Britain may have invented the soap opera but nowhere has the format been promoted more vigorously than in Latin America. For decades, telenovelas have been produced in Mexico, Venezuela, Argentina and elsewhere, and viewed by hundreds of millions daily from Mexico City to Buenos Aires. Their reach extends to the US and (on a more limited basis) to state-controlled TV in Cuba. Wherever you are in most of the Americas, you can keep up with developments in your favourite soap.

Most telenovelas deal with a rarefied upper class, which owns expansive town houses or idyllic haciendas with gauchos and impressive herds of cattle – more Dallas than Coronation Street. The characters jet between Caracas and Miami as if they were taking a taxi into town, though the action is almost entirely confined to interior shots. They live in luxurious houses with numerous sitting rooms, usually connected by short flights of stairs to facilitate dramatic entrances and exits, but no bathrooms or kitchens. Darker skinned Latin American ‘Indians’ usually appear only as servants or as secret lovers. The adverts, too, are populated exclusively by white people.

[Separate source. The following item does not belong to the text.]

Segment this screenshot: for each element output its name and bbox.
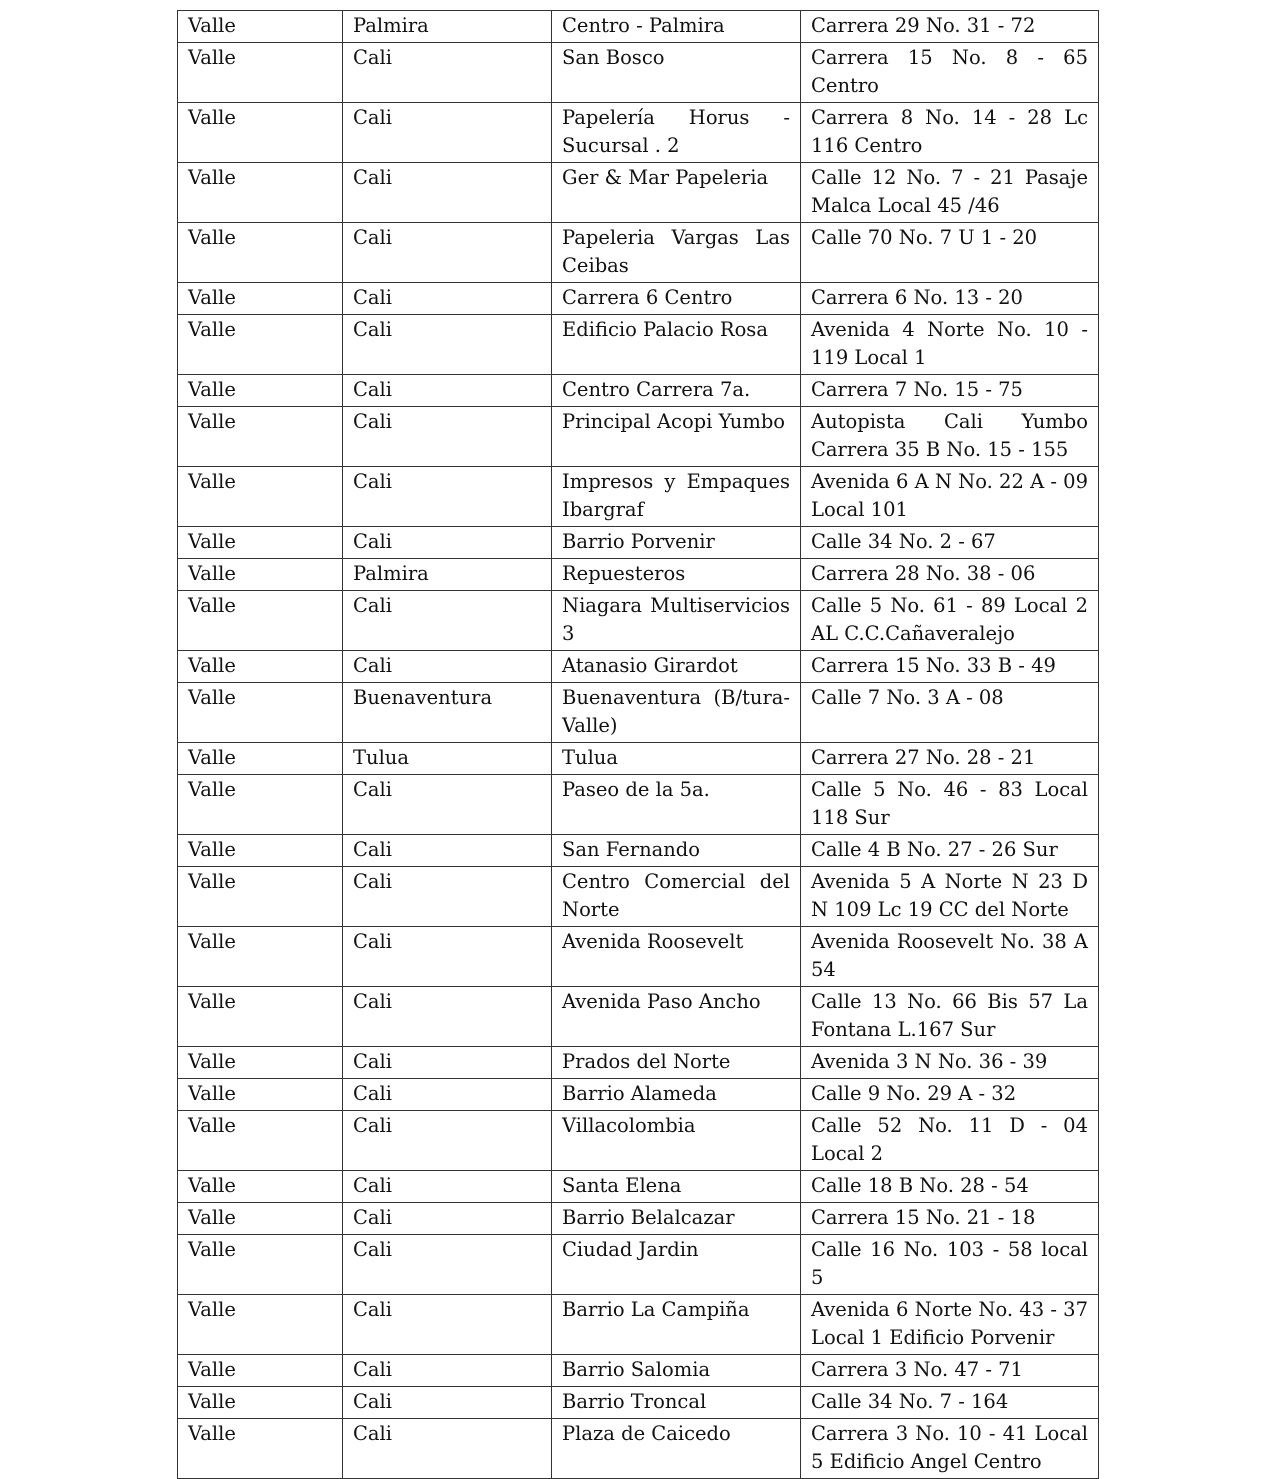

But one of the dramas currently gripping the continent violates practically all of the established norms. India: A Love Story, made in Brazil and originally broadcast over the first six months of last year (it won the 2009 International Emmy Award for Best Telenovela), still deals with a rarefied upper class, but features as many dark-skinned people as light-skinned. And it steers clear of any connection with Miami, dividing its action instead between Brazil and India.

A high-caste Hindu woman (in Latin America, all people from India are known as Hindues, regardless of their religion), working in a call centre, falls in love with a Dalit man. Her family forbid any further contact with her lover, she disobeys them, and things get complicated when they arrange a marriage to a much more suitable businessman. But his business has regular links with Brazil, where – of course – he has fallen in love with a glamorous Brazilian woman.

India as depicted in India: A Love Story has little bearing on reality (the poor masses barely figure, even in outside shots of markets) but this hardly matters, since neither does the telenovela’s version of Brazil. More important is that here we have a programme based on the links between two of the world’s biggest developing countries, which occupies an hour of primetime TV every weekday evening. Irrespective of the machinations of Chávez or Lula – or perhaps very distantly influenced by them – the Latino masses are learning about the new world order. Most of the shots may still be called by the Americans who live north of the Rio Grande, but they are a power in decline. In its recognition of this realignment, at least, the telenovela has its feet firmly on the ground.